American Pharoah the Kentucky Derby winner is now 150 pounds heavier.

The runaway winner of the Preakness in the pouring rain is now a busy, money-making stallion with more than 90 mares pregnant with his foals.

The winner of the Belmont, the first horse to win the Triple Crown in 37 years, is now rolling in the mud in the mornings and still the hottest ticket in Kentucky.

“We get friends of friends calling here and we've had quite a bit of famous people interested in seeing him,” Calder said.

Five days a week, the public is invited in behind the historic walls. Founded in 1912 at nearly 500 acres, Ashford Stud has grown to over 5,000 acres.

It was created by the king of bourbon at the time, Colonel Edmund Taylor of the Castle: Old Taylor Distillery. The home to famous race horses was actually a cattle farm until 1970.

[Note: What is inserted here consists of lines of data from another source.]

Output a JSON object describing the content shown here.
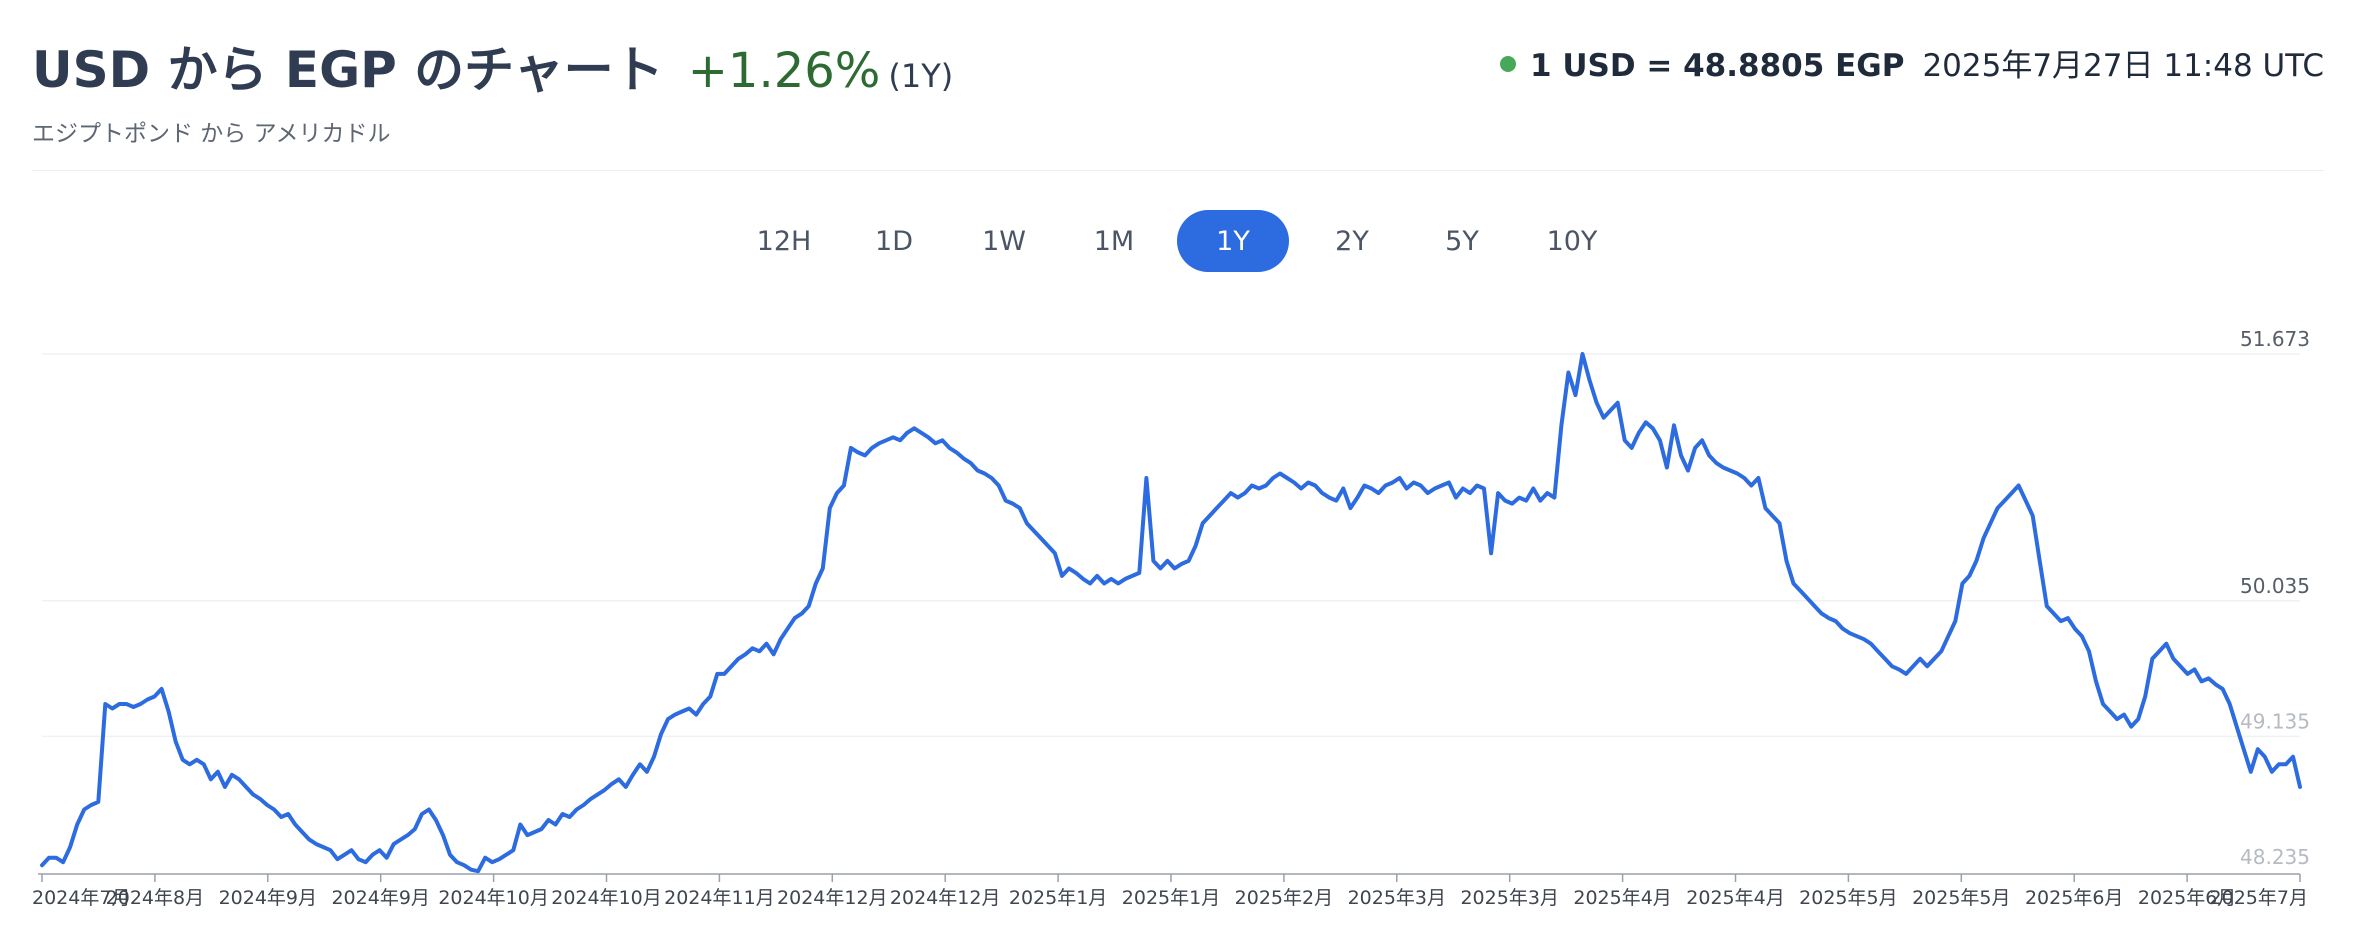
{
  "header": {
    "title": "USD から EGP のチャート",
    "change": "+1.26%",
    "period": "(1Y)",
    "rate_label": "1 USD = 48.8805 EGP",
    "timestamp": "2025年7月27日 11:48 UTC",
    "subtitle": "エジプトポンド から アメリカドル",
    "status_color": "#48a857",
    "change_color": "#2e6b33"
  },
  "tabs": [
    {
      "label": "12H",
      "active": false
    },
    {
      "label": "1D",
      "active": false
    },
    {
      "label": "1W",
      "active": false
    },
    {
      "label": "1M",
      "active": false
    },
    {
      "label": "1Y",
      "active": true
    },
    {
      "label": "2Y",
      "active": false
    },
    {
      "label": "5Y",
      "active": false
    },
    {
      "label": "10Y",
      "active": false
    }
  ],
  "chart_data": {
    "type": "line",
    "title": "",
    "xlabel": "",
    "ylabel": "",
    "line_color": "#2d6be0",
    "ylim": [
      48.235,
      51.673
    ],
    "y_ticks": [
      {
        "value": 51.673,
        "label": "51.673",
        "faded": false
      },
      {
        "value": 50.035,
        "label": "50.035",
        "faded": false
      },
      {
        "value": 49.135,
        "label": "49.135",
        "faded": true
      },
      {
        "value": 48.235,
        "label": "48.235",
        "faded": true
      }
    ],
    "x_tick_labels": [
      "2024年7月",
      "2024年8月",
      "2024年9月",
      "2024年9月",
      "2024年10月",
      "2024年10月",
      "2024年11月",
      "2024年12月",
      "2024年12月",
      "2025年1月",
      "2025年1月",
      "2025年2月",
      "2025年3月",
      "2025年3月",
      "2025年4月",
      "2025年4月",
      "2025年5月",
      "2025年5月",
      "2025年6月",
      "2025年6月",
      "2025年7月"
    ],
    "series": [
      {
        "values": [
          48.28,
          48.33,
          48.33,
          48.3,
          48.4,
          48.55,
          48.65,
          48.68,
          48.7,
          49.35,
          49.32,
          49.35,
          49.35,
          49.33,
          49.35,
          49.38,
          49.4,
          49.45,
          49.3,
          49.1,
          48.98,
          48.95,
          48.98,
          48.95,
          48.85,
          48.9,
          48.8,
          48.88,
          48.85,
          48.8,
          48.75,
          48.72,
          48.68,
          48.65,
          48.6,
          48.62,
          48.55,
          48.5,
          48.45,
          48.42,
          48.4,
          48.38,
          48.32,
          48.35,
          48.38,
          48.32,
          48.3,
          48.35,
          48.38,
          48.33,
          48.42,
          48.45,
          48.48,
          48.52,
          48.62,
          48.65,
          48.58,
          48.48,
          48.35,
          48.3,
          48.28,
          48.25,
          48.24,
          48.33,
          48.3,
          48.32,
          48.35,
          48.38,
          48.55,
          48.48,
          48.5,
          48.52,
          48.58,
          48.55,
          48.62,
          48.6,
          48.65,
          48.68,
          48.72,
          48.75,
          48.78,
          48.82,
          48.85,
          48.8,
          48.88,
          48.95,
          48.9,
          49.0,
          49.15,
          49.25,
          49.28,
          49.3,
          49.32,
          49.28,
          49.35,
          49.4,
          49.55,
          49.55,
          49.6,
          49.65,
          49.68,
          49.72,
          49.7,
          49.75,
          49.68,
          49.78,
          49.85,
          49.92,
          49.95,
          50.0,
          50.15,
          50.25,
          50.65,
          50.75,
          50.8,
          51.05,
          51.02,
          51.0,
          51.05,
          51.08,
          51.1,
          51.12,
          51.1,
          51.15,
          51.18,
          51.15,
          51.12,
          51.08,
          51.1,
          51.05,
          51.02,
          50.98,
          50.95,
          50.9,
          50.88,
          50.85,
          50.8,
          50.7,
          50.68,
          50.65,
          50.55,
          50.5,
          50.45,
          50.4,
          50.35,
          50.2,
          50.25,
          50.22,
          50.18,
          50.15,
          50.2,
          50.15,
          50.18,
          50.15,
          50.18,
          50.2,
          50.22,
          50.85,
          50.3,
          50.25,
          50.3,
          50.25,
          50.28,
          50.3,
          50.4,
          50.55,
          50.6,
          50.65,
          50.7,
          50.75,
          50.72,
          50.75,
          50.8,
          50.78,
          50.8,
          50.85,
          50.88,
          50.85,
          50.82,
          50.78,
          50.82,
          50.8,
          50.75,
          50.72,
          50.7,
          50.78,
          50.65,
          50.72,
          50.8,
          50.78,
          50.75,
          50.8,
          50.82,
          50.85,
          50.78,
          50.82,
          50.8,
          50.75,
          50.78,
          50.8,
          50.82,
          50.72,
          50.78,
          50.75,
          50.8,
          50.78,
          50.35,
          50.75,
          50.7,
          50.68,
          50.72,
          50.7,
          50.78,
          50.7,
          50.75,
          50.72,
          51.2,
          51.55,
          51.4,
          51.673,
          51.5,
          51.35,
          51.25,
          51.3,
          51.35,
          51.1,
          51.05,
          51.15,
          51.22,
          51.18,
          51.1,
          50.92,
          51.2,
          51.0,
          50.9,
          51.05,
          51.1,
          51.0,
          50.95,
          50.92,
          50.9,
          50.88,
          50.85,
          50.8,
          50.85,
          50.65,
          50.6,
          50.55,
          50.3,
          50.15,
          50.1,
          50.05,
          50.0,
          49.95,
          49.92,
          49.9,
          49.85,
          49.82,
          49.8,
          49.78,
          49.75,
          49.7,
          49.65,
          49.6,
          49.58,
          49.55,
          49.6,
          49.65,
          49.6,
          49.65,
          49.7,
          49.8,
          49.9,
          50.15,
          50.2,
          50.3,
          50.45,
          50.55,
          50.65,
          50.7,
          50.75,
          50.8,
          50.7,
          50.6,
          50.3,
          50.0,
          49.95,
          49.9,
          49.92,
          49.85,
          49.8,
          49.7,
          49.5,
          49.35,
          49.3,
          49.25,
          49.28,
          49.2,
          49.25,
          49.4,
          49.65,
          49.7,
          49.75,
          49.65,
          49.6,
          49.55,
          49.58,
          49.5,
          49.52,
          49.48,
          49.45,
          49.35,
          49.2,
          49.05,
          48.9,
          49.05,
          49.0,
          48.9,
          48.95,
          48.95,
          49.0,
          48.8
        ]
      }
    ]
  }
}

Right on schedule for the daily tours, the cars start pouring in and so do the crowds at 20 bucks a pop.

They are ready with their cameras.

“I was really surprised we got up close and personal with him,” Vaneeca Motley of Louisville said.

He does this once a day, five a days a week.

“The beauty, the love, he's got such a heart when you see him, I mean its love,” Stevens of Hardy, Kentucky who was smitten.

He stands there, looking right back.

Watch his ears. It’s all attention that he absorbs.

It's no accident that he’s compared to the other king of racing with heart and personality and a Triple Crown – Secretariat, who died at Claiborne Farm outside Lexington in 1989.

Secretariart still holds the race records for each leg of the Triple Crown, and was a slightly bigger horse than Pharoah.

Calder says the legend of Secretariat has swelled the crowds.

“A lot of people are wondering whether they’d get a chance to visit another Triple Crown winner during their lifetime.”

Stallion Manager Barry has a prediction.

“Hopefully he'll still be breeding when he's 20-plus. That’s seventeen years. The average is 110 or 120 babies a year.”

Meet one of the most important mares in America right now, She’s Untouched Talent – the first mare to be pregnant by Pharoah.

Unlike the calm and cool Pharoah, she is full of herself. She danced all around us while we were there.

When she became pregnant, Ashford Stud announced the news in March with fanfare and posted an ultrasound of the foal at 28 days. She will be pregnant 11 months.

So what do we make of Pharoah's future sons and daughter's?

“My gut feeling is that if he passes 10 percent himself on to these babies, we'll be quite successful,” Barry said.

The cost for each breeding session is $200,000. Sometimes Pharoah breeds three times a day, and will do so on Oaks and Derby this year.

Payment is not due until the foal is born, stands and then nurses for the first time.

He’s gone from the racetrack and the record crowds, but at Blood Horse Magazine in Lexington, Editor-in-Chief Eric Mitchell says he's still important.

He did something once thought impossible: he reversed a trend.

“I don't think the sport loses anything. If anything the sport gained fans who watched this horse,” Mitchell said.

The policy at Ashford Stud is that these race horses will never have another saddle put on their back.

This is their life from here on out and the pressure remains.

Secretariat's offspring never lived up to his billing.

“His legacy now is everyone's looking forward again when his foals are born, how successful they are going to be, can he sire a Triple Crown winner himself. In the horse business you're always looking forward for the next big horse,” Calder pointed out.